Two consecutive victories for the first time this season: Erik ten Hag is engineering the U-turn Manchester United require. But to have as many wins – four – as defeats shows the work still to do for the manager.
The holders of the League Cup had not gone out in the third round since Swansea were beaten in September 2013. So after winning at Burnley on Saturday a loss to this much-changed Crystal Palace would have revived the torrent of analysis aimed at Ten Hag before facing the same opposition here in Saturday’s league meeting.
This did not occur. Instead, United performed with a swagger that will please the manager as much as André Onana’s alertness when he was finally called upon to do what he is paid for: make a save – the Cameroonian sharply using a leg to repel Jean-Philippe Mateta’s effort.
This was Palace’s opening shot on target and came in the 69th minute, underlining just how dominant their host was.
From early on, the possession style Ten Hag wishes to play was in evidence as United fanned out in Palace’s half and tapped the ball about, forcing their opponents to give chase.
A Mason Mount flick to Casemiro had the Brazilian drilling a pass into space for Anthony Martial but the striker’s anticipation failed him. Then Harry Maguire, in his first start this term, displayed plenty of quality when cutting out a dangerous Jeffrey Schlupp cross as it fizzed across United’s area.
Ten Hag configured his players in a nominal 4-2-3-1 that switched to 4-1-4-1 in attack – Mount becoming the extra advanced operator. The manager made seven changes from the win at Burnley yet still had an XI that featured Sofyan Amrabat (on full debut), Alejandro Garnacho, Mount and Onana. Roy Hodgson’s shuffle of his Palace pack came up with eight new names. Two of the biggest – Eberechi Eze and Marc Guéhi – were on the bench in what seemed a quasi-white flag move from the manager regarding progress in the competition.

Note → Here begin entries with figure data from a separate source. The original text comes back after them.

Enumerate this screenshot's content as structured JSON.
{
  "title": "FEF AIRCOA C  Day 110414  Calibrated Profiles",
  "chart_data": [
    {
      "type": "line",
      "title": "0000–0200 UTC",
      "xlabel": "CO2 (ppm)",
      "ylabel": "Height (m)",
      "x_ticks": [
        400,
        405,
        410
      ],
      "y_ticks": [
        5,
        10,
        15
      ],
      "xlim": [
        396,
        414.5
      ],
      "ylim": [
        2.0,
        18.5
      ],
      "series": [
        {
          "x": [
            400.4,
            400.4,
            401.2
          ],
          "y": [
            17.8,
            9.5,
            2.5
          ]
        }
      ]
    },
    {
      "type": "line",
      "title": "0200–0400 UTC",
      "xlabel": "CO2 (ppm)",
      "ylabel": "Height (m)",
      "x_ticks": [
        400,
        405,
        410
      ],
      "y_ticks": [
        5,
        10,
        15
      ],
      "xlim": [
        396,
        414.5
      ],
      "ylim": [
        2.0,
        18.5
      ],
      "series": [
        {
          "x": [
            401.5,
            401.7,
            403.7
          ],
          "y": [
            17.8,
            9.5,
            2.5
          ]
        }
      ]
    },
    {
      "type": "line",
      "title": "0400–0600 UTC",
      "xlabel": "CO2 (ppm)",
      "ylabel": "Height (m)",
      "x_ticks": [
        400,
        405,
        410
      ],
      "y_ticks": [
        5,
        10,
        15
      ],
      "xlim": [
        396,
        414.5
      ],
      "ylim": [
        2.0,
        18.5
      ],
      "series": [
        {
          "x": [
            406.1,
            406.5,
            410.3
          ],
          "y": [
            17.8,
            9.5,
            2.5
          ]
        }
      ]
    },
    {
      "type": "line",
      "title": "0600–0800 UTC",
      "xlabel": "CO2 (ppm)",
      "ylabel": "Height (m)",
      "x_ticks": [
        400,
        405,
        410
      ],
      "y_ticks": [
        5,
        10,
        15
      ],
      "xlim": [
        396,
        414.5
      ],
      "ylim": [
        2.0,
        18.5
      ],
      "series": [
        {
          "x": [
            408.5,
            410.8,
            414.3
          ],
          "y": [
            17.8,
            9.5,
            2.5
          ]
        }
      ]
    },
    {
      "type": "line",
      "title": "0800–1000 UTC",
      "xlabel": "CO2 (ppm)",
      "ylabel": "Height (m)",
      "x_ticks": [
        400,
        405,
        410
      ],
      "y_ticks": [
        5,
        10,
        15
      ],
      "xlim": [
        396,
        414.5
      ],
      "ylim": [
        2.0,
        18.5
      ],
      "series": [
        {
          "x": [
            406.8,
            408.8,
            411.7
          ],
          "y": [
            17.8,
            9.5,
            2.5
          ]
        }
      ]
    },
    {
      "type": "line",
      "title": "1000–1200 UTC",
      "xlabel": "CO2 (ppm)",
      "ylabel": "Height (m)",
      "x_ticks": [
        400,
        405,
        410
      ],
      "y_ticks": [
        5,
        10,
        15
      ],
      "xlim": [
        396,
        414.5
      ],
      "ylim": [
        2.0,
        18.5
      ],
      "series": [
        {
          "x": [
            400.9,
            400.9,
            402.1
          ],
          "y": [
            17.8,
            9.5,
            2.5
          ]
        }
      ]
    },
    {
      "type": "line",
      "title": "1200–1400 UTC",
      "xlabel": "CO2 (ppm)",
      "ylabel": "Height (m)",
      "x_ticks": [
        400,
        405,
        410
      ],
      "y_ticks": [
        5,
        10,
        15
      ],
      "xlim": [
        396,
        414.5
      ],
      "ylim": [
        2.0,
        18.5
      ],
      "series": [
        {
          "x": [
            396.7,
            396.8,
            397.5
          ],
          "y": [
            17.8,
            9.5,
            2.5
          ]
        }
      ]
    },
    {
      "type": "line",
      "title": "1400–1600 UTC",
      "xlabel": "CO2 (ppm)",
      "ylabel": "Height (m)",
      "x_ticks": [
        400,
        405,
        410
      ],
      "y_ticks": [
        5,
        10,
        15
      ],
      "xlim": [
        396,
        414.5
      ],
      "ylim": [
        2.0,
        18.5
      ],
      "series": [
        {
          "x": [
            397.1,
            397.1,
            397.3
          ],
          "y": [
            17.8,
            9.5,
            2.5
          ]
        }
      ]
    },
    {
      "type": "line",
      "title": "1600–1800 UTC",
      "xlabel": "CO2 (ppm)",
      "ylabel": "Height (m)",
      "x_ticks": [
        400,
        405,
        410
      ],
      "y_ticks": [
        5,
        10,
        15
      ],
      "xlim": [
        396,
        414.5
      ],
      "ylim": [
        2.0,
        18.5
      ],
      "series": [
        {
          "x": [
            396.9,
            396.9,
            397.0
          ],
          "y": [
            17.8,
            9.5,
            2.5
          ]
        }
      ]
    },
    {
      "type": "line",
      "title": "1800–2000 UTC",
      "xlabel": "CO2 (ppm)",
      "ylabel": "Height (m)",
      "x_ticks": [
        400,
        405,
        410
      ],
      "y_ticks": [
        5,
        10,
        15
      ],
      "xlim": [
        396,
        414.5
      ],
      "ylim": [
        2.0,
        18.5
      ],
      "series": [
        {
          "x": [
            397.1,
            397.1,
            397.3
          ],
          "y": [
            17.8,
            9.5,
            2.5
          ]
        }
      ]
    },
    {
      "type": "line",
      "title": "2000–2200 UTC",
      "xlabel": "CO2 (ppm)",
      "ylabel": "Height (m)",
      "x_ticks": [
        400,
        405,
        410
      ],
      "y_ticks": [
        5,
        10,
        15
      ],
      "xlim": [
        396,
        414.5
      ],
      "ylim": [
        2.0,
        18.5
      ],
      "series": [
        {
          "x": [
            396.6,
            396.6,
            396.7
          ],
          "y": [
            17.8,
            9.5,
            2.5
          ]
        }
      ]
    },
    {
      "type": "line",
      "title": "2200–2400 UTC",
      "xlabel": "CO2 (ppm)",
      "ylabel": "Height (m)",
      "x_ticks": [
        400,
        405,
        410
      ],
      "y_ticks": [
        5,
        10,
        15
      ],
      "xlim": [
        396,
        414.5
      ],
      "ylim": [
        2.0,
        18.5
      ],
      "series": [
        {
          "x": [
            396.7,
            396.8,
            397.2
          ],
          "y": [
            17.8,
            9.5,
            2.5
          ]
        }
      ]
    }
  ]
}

After 18 minutes the United old boy, Dean Henderson, had to be replaced by Sam Johnstone, after the goalkeeper appeared to injure himself taking a long kick down field. Johnstone’s first act was to concede and it was simple for United: Mount dropped the ball to Facundo Pellistri on the right, the winger rolled it inside for Diogo Dalot and his buccaneering run allowed him to spin a cross over the turf where Garnacho slid in, firing a shot to Johnstone’s left.

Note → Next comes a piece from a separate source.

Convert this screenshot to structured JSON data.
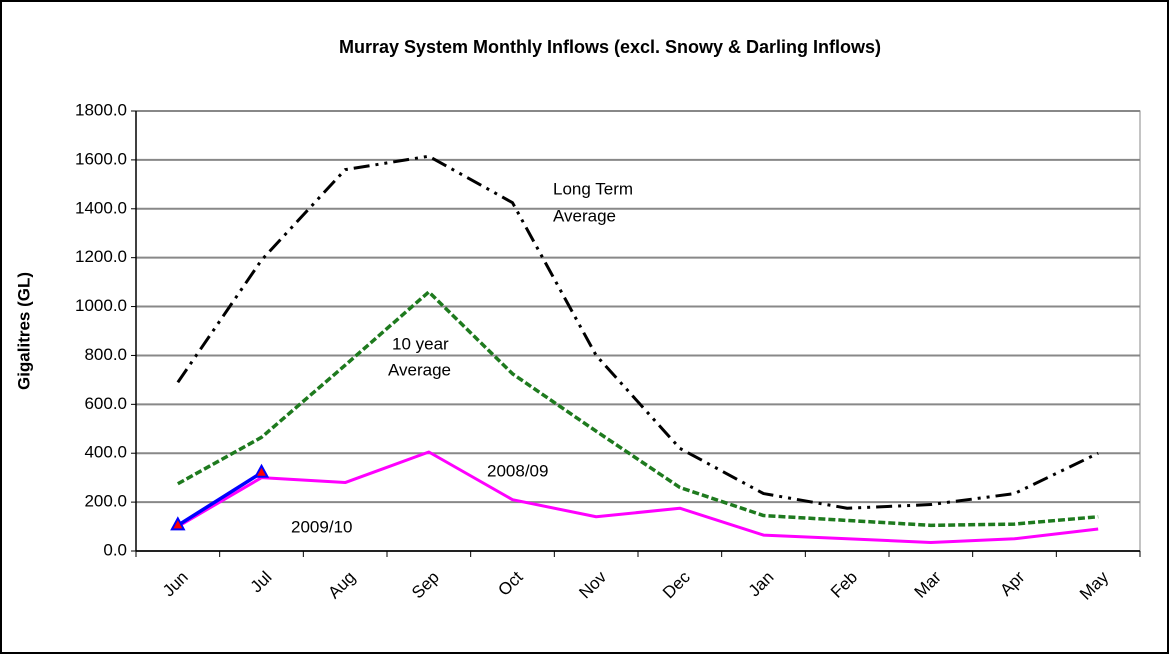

Alejandro Garnacho fires a shot past the Crystal Palace defender Nathaniel Clyne to put Manchester United ahead. Photograph: Dave Thompson/AP
Fast forward a minute and the newly arrived keeper was beating out a fierce Dalot shot as United looked to kill off Palace as soon as possible. Next Pellistri, played in by Garnacho, pulled the trigger at close range and only a desperate Chris Richards– via a hook of a leg – thwarted him.

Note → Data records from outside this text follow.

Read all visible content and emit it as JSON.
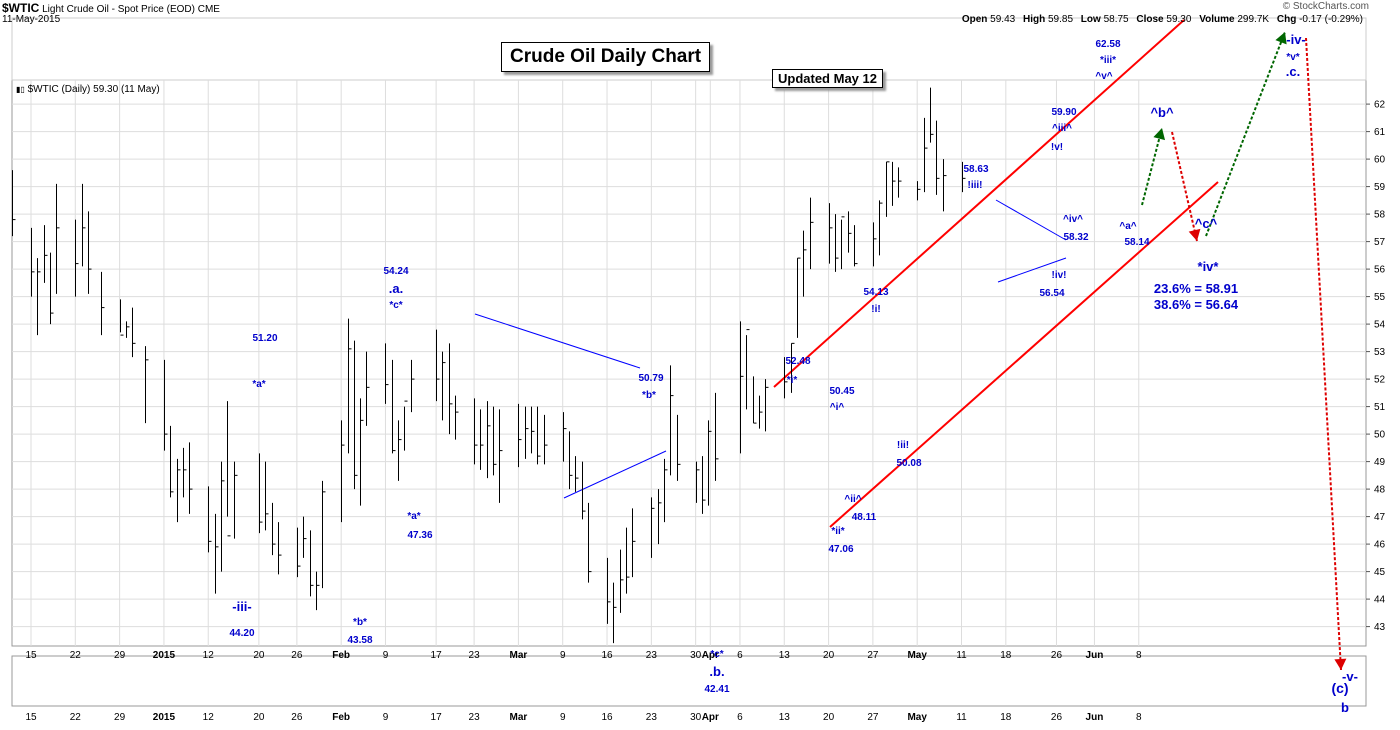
{
  "header": {
    "symbol": "$WTIC",
    "description": "Light Crude Oil - Spot Price (EOD)",
    "exchange": "CME",
    "date": "11-May-2015",
    "brand": "© StockCharts.com",
    "stats": [
      {
        "label": "Open",
        "value": "59.43"
      },
      {
        "label": "High",
        "value": "59.85"
      },
      {
        "label": "Low",
        "value": "58.75"
      },
      {
        "label": "Close",
        "value": "59.30"
      },
      {
        "label": "Volume",
        "value": "299.7K"
      },
      {
        "label": "Chg",
        "value": "-0.17 (-0.29%)"
      }
    ],
    "legend": "$WTIC (Daily) 59.30 (11 May)"
  },
  "title_box": "Crude Oil Daily Chart",
  "updated_box": "Updated May 12",
  "colors": {
    "price": "#000000",
    "wave_label": "#0000cc",
    "channel": "#ff0000",
    "trend": "#0000ff",
    "projection_up": "#006600",
    "projection_down": "#dd0000",
    "grid": "#dddddd"
  },
  "chart_data": {
    "type": "ohlc-bar",
    "y_ticks": [
      43,
      44,
      45,
      46,
      47,
      48,
      49,
      50,
      51,
      52,
      53,
      54,
      55,
      56,
      57,
      58,
      59,
      60,
      61,
      62
    ],
    "x_ticks": [
      "15",
      "22",
      "29",
      "2015",
      "12",
      "20",
      "26",
      "Feb",
      "9",
      "17",
      "23",
      "Mar",
      "9",
      "16",
      "23",
      "30",
      "Apr",
      "6",
      "13",
      "20",
      "27",
      "May",
      "11",
      "18",
      "26",
      "Jun",
      "8"
    ],
    "bars": [
      {
        "date": "2014-12-12",
        "h": 59.6,
        "l": 57.2,
        "c": 57.8
      },
      {
        "date": "2014-12-15",
        "h": 57.5,
        "l": 55.0,
        "c": 55.9
      },
      {
        "date": "2014-12-16",
        "h": 56.4,
        "l": 53.6,
        "c": 55.9
      },
      {
        "date": "2014-12-17",
        "h": 57.6,
        "l": 55.5,
        "c": 56.5
      },
      {
        "date": "2014-12-18",
        "h": 56.6,
        "l": 54.0,
        "c": 54.4
      },
      {
        "date": "2014-12-19",
        "h": 59.1,
        "l": 55.1,
        "c": 57.5
      },
      {
        "date": "2014-12-22",
        "h": 57.8,
        "l": 55.0,
        "c": 56.2
      },
      {
        "date": "2014-12-23",
        "h": 59.1,
        "l": 56.1,
        "c": 57.5
      },
      {
        "date": "2014-12-24",
        "h": 58.1,
        "l": 55.1,
        "c": 56.0
      },
      {
        "date": "2014-12-26",
        "h": 55.9,
        "l": 53.6,
        "c": 54.6
      },
      {
        "date": "2014-12-29",
        "h": 54.9,
        "l": 53.7,
        "c": 53.6
      },
      {
        "date": "2014-12-30",
        "h": 54.1,
        "l": 53.5,
        "c": 53.9
      },
      {
        "date": "2014-12-31",
        "h": 54.6,
        "l": 52.8,
        "c": 53.3
      },
      {
        "date": "2015-01-02",
        "h": 53.2,
        "l": 50.4,
        "c": 52.7
      },
      {
        "date": "2015-01-05",
        "h": 52.7,
        "l": 49.4,
        "c": 50.0
      },
      {
        "date": "2015-01-06",
        "h": 50.3,
        "l": 47.7,
        "c": 47.9
      },
      {
        "date": "2015-01-07",
        "h": 49.1,
        "l": 46.8,
        "c": 48.7
      },
      {
        "date": "2015-01-08",
        "h": 49.5,
        "l": 47.7,
        "c": 48.7
      },
      {
        "date": "2015-01-09",
        "h": 49.7,
        "l": 47.1,
        "c": 48.0
      },
      {
        "date": "2015-01-12",
        "h": 48.1,
        "l": 45.7,
        "c": 46.1
      },
      {
        "date": "2015-01-13",
        "h": 47.1,
        "l": 44.2,
        "c": 45.9
      },
      {
        "date": "2015-01-14",
        "h": 49.0,
        "l": 45.0,
        "c": 48.3
      },
      {
        "date": "2015-01-15",
        "h": 51.2,
        "l": 47.0,
        "c": 46.3
      },
      {
        "date": "2015-01-16",
        "h": 49.0,
        "l": 46.2,
        "c": 48.5
      },
      {
        "date": "2015-01-20",
        "h": 49.3,
        "l": 46.4,
        "c": 46.8
      },
      {
        "date": "2015-01-21",
        "h": 49.0,
        "l": 46.5,
        "c": 47.1
      },
      {
        "date": "2015-01-22",
        "h": 47.5,
        "l": 45.6,
        "c": 46.0
      },
      {
        "date": "2015-01-23",
        "h": 46.8,
        "l": 44.9,
        "c": 45.6
      },
      {
        "date": "2015-01-26",
        "h": 46.6,
        "l": 44.8,
        "c": 45.2
      },
      {
        "date": "2015-01-27",
        "h": 47.0,
        "l": 45.5,
        "c": 46.2
      },
      {
        "date": "2015-01-28",
        "h": 46.5,
        "l": 44.1,
        "c": 44.5
      },
      {
        "date": "2015-01-29",
        "h": 45.0,
        "l": 43.6,
        "c": 44.5
      },
      {
        "date": "2015-01-30",
        "h": 48.3,
        "l": 44.4,
        "c": 47.9
      },
      {
        "date": "2015-02-02",
        "h": 50.5,
        "l": 46.8,
        "c": 49.6
      },
      {
        "date": "2015-02-03",
        "h": 54.2,
        "l": 49.3,
        "c": 53.1
      },
      {
        "date": "2015-02-04",
        "h": 53.4,
        "l": 48.0,
        "c": 48.5
      },
      {
        "date": "2015-02-05",
        "h": 51.3,
        "l": 47.4,
        "c": 50.5
      },
      {
        "date": "2015-02-06",
        "h": 53.0,
        "l": 50.3,
        "c": 51.7
      },
      {
        "date": "2015-02-09",
        "h": 53.3,
        "l": 51.1,
        "c": 51.8
      },
      {
        "date": "2015-02-10",
        "h": 52.7,
        "l": 49.3,
        "c": 49.4
      },
      {
        "date": "2015-02-11",
        "h": 50.5,
        "l": 48.3,
        "c": 49.8
      },
      {
        "date": "2015-02-12",
        "h": 51.0,
        "l": 49.4,
        "c": 51.2
      },
      {
        "date": "2015-02-13",
        "h": 52.7,
        "l": 50.8,
        "c": 52.0
      },
      {
        "date": "2015-02-17",
        "h": 53.8,
        "l": 51.2,
        "c": 52.0
      },
      {
        "date": "2015-02-18",
        "h": 53.0,
        "l": 50.5,
        "c": 52.6
      },
      {
        "date": "2015-02-19",
        "h": 53.3,
        "l": 50.0,
        "c": 51.1
      },
      {
        "date": "2015-02-20",
        "h": 51.4,
        "l": 49.8,
        "c": 50.8
      },
      {
        "date": "2015-02-23",
        "h": 51.3,
        "l": 48.9,
        "c": 49.6
      },
      {
        "date": "2015-02-24",
        "h": 50.9,
        "l": 48.7,
        "c": 49.6
      },
      {
        "date": "2015-02-25",
        "h": 51.2,
        "l": 48.4,
        "c": 50.3
      },
      {
        "date": "2015-02-26",
        "h": 51.0,
        "l": 48.5,
        "c": 48.9
      },
      {
        "date": "2015-02-27",
        "h": 50.9,
        "l": 47.5,
        "c": 49.4
      },
      {
        "date": "2015-03-02",
        "h": 51.1,
        "l": 48.8,
        "c": 49.8
      },
      {
        "date": "2015-03-03",
        "h": 51.0,
        "l": 49.1,
        "c": 50.2
      },
      {
        "date": "2015-03-04",
        "h": 51.0,
        "l": 49.3,
        "c": 50.1
      },
      {
        "date": "2015-03-05",
        "h": 51.0,
        "l": 48.9,
        "c": 49.2
      },
      {
        "date": "2015-03-06",
        "h": 50.7,
        "l": 48.9,
        "c": 49.6
      },
      {
        "date": "2015-03-09",
        "h": 50.8,
        "l": 49.0,
        "c": 50.2
      },
      {
        "date": "2015-03-10",
        "h": 50.1,
        "l": 48.0,
        "c": 48.5
      },
      {
        "date": "2015-03-11",
        "h": 49.2,
        "l": 47.9,
        "c": 48.4
      },
      {
        "date": "2015-03-12",
        "h": 49.0,
        "l": 46.9,
        "c": 47.2
      },
      {
        "date": "2015-03-13",
        "h": 47.5,
        "l": 44.6,
        "c": 45.0
      },
      {
        "date": "2015-03-16",
        "h": 45.5,
        "l": 43.1,
        "c": 43.9
      },
      {
        "date": "2015-03-17",
        "h": 44.6,
        "l": 42.4,
        "c": 43.7
      },
      {
        "date": "2015-03-18",
        "h": 45.8,
        "l": 43.5,
        "c": 44.7
      },
      {
        "date": "2015-03-19",
        "h": 46.6,
        "l": 44.2,
        "c": 44.8
      },
      {
        "date": "2015-03-20",
        "h": 47.3,
        "l": 44.8,
        "c": 46.1
      },
      {
        "date": "2015-03-23",
        "h": 47.7,
        "l": 45.5,
        "c": 47.3
      },
      {
        "date": "2015-03-24",
        "h": 48.0,
        "l": 46.0,
        "c": 47.5
      },
      {
        "date": "2015-03-25",
        "h": 49.1,
        "l": 46.8,
        "c": 48.7
      },
      {
        "date": "2015-03-26",
        "h": 52.5,
        "l": 48.5,
        "c": 51.4
      },
      {
        "date": "2015-03-27",
        "h": 50.7,
        "l": 48.3,
        "c": 48.9
      },
      {
        "date": "2015-03-30",
        "h": 49.0,
        "l": 47.5,
        "c": 48.7
      },
      {
        "date": "2015-03-31",
        "h": 49.2,
        "l": 47.1,
        "c": 47.6
      },
      {
        "date": "2015-04-01",
        "h": 50.5,
        "l": 47.4,
        "c": 50.1
      },
      {
        "date": "2015-04-02",
        "h": 51.5,
        "l": 48.3,
        "c": 49.1
      },
      {
        "date": "2015-04-06",
        "h": 54.1,
        "l": 49.3,
        "c": 52.1
      },
      {
        "date": "2015-04-07",
        "h": 53.6,
        "l": 50.9,
        "c": 53.8
      },
      {
        "date": "2015-04-08",
        "h": 52.1,
        "l": 50.4,
        "c": 50.4
      },
      {
        "date": "2015-04-09",
        "h": 51.4,
        "l": 50.2,
        "c": 50.8
      },
      {
        "date": "2015-04-10",
        "h": 52.0,
        "l": 50.1,
        "c": 51.7
      },
      {
        "date": "2015-04-13",
        "h": 52.8,
        "l": 51.3,
        "c": 51.9
      },
      {
        "date": "2015-04-14",
        "h": 53.3,
        "l": 51.5,
        "c": 53.3
      },
      {
        "date": "2015-04-15",
        "h": 56.4,
        "l": 53.5,
        "c": 56.4
      },
      {
        "date": "2015-04-16",
        "h": 57.4,
        "l": 55.0,
        "c": 56.7
      },
      {
        "date": "2015-04-17",
        "h": 58.6,
        "l": 56.0,
        "c": 57.7
      },
      {
        "date": "2015-04-20",
        "h": 58.4,
        "l": 56.2,
        "c": 57.5
      },
      {
        "date": "2015-04-21",
        "h": 58.0,
        "l": 55.9,
        "c": 56.4
      },
      {
        "date": "2015-04-22",
        "h": 57.8,
        "l": 56.0,
        "c": 57.9
      },
      {
        "date": "2015-04-23",
        "h": 58.1,
        "l": 56.6,
        "c": 57.3
      },
      {
        "date": "2015-04-24",
        "h": 57.6,
        "l": 56.1,
        "c": 56.2
      },
      {
        "date": "2015-04-27",
        "h": 57.7,
        "l": 56.1,
        "c": 57.1
      },
      {
        "date": "2015-04-28",
        "h": 58.5,
        "l": 56.5,
        "c": 58.4
      },
      {
        "date": "2015-04-29",
        "h": 59.9,
        "l": 57.9,
        "c": 59.9
      },
      {
        "date": "2015-04-30",
        "h": 59.9,
        "l": 58.3,
        "c": 59.2
      },
      {
        "date": "2015-05-01",
        "h": 59.7,
        "l": 58.6,
        "c": 59.2
      },
      {
        "date": "2015-05-04",
        "h": 59.2,
        "l": 58.5,
        "c": 58.9
      },
      {
        "date": "2015-05-05",
        "h": 61.5,
        "l": 58.8,
        "c": 60.4
      },
      {
        "date": "2015-05-06",
        "h": 62.6,
        "l": 60.6,
        "c": 60.9
      },
      {
        "date": "2015-05-07",
        "h": 61.4,
        "l": 58.7,
        "c": 59.3
      },
      {
        "date": "2015-05-08",
        "h": 60.0,
        "l": 58.1,
        "c": 59.4
      },
      {
        "date": "2015-05-11",
        "h": 59.9,
        "l": 58.8,
        "c": 59.3
      }
    ],
    "wave_labels": [
      "51.20",
      "*a*",
      "-iii-",
      "44.20",
      "*b*",
      "43.58",
      "54.24",
      ".a.",
      "*c*",
      "*a*",
      "47.36",
      "50.79",
      "*b*",
      "*c*",
      ".b.",
      "42.41",
      "52.48",
      "*i*",
      "*ii*",
      "47.06",
      "50.45",
      "^i^",
      "^ii^",
      "48.11",
      "54.13",
      "!i!",
      "!ii!",
      "50.08",
      "58.63",
      "!iii!",
      "58.32",
      "^iv^",
      "!iv!",
      "56.54",
      "59.90",
      "^iii^",
      "!v!",
      "62.58",
      "*iii*",
      "^v^",
      "^a^",
      "58.14",
      "^b^",
      "^c^",
      "*iv*",
      "23.6% = 58.91",
      "38.6% = 56.64",
      "-iv-",
      "*v*",
      ".c.",
      "-v-",
      "(c)",
      "b"
    ]
  }
}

A corner was the result and United doubled their lead. Mount swung it in from the right and Casemiro – as he has a penchant for doing – rose and headed home. By half-time United were playing a back-three at times, Casemiro reversing to become the middle defender and Amrabat taking up his place. This, in microcosm, showed their confidence and control.
Before the second half Mount was removed by Ten Hag for Victor Lindelöf, the Swede deployed as an inverted centre-back. He launched one surging run that swept him deep into Palace territory, swapped passes with Martial, but the return ball from the French forward went awry.
In a snapshot of how Ten Hag will deploy Amrabat when possible, the Moroccan was placed alongside Casemiro in a midfield fulcrum that oozed poise and craft. United’s third goal contained each of these and starred the former Real Madrid man. From an inside-right berth, Casemiro spiralled a classic schemer’s lob to the back post for the predatory Martial to fire the ball past Johnstone with a swish of his left boot.
Tie over and the cup defence up and running for Ten Hag’s team who had earned the right to strut about their famous home as they now did.
When Hannibal Mejbri was taken off Ten Hag threw a dazzling smile at the 20-year-old who had been excellent in an advanced role. Martial received the same reception when making way for Rasmus Højlund: it was this type of night for United.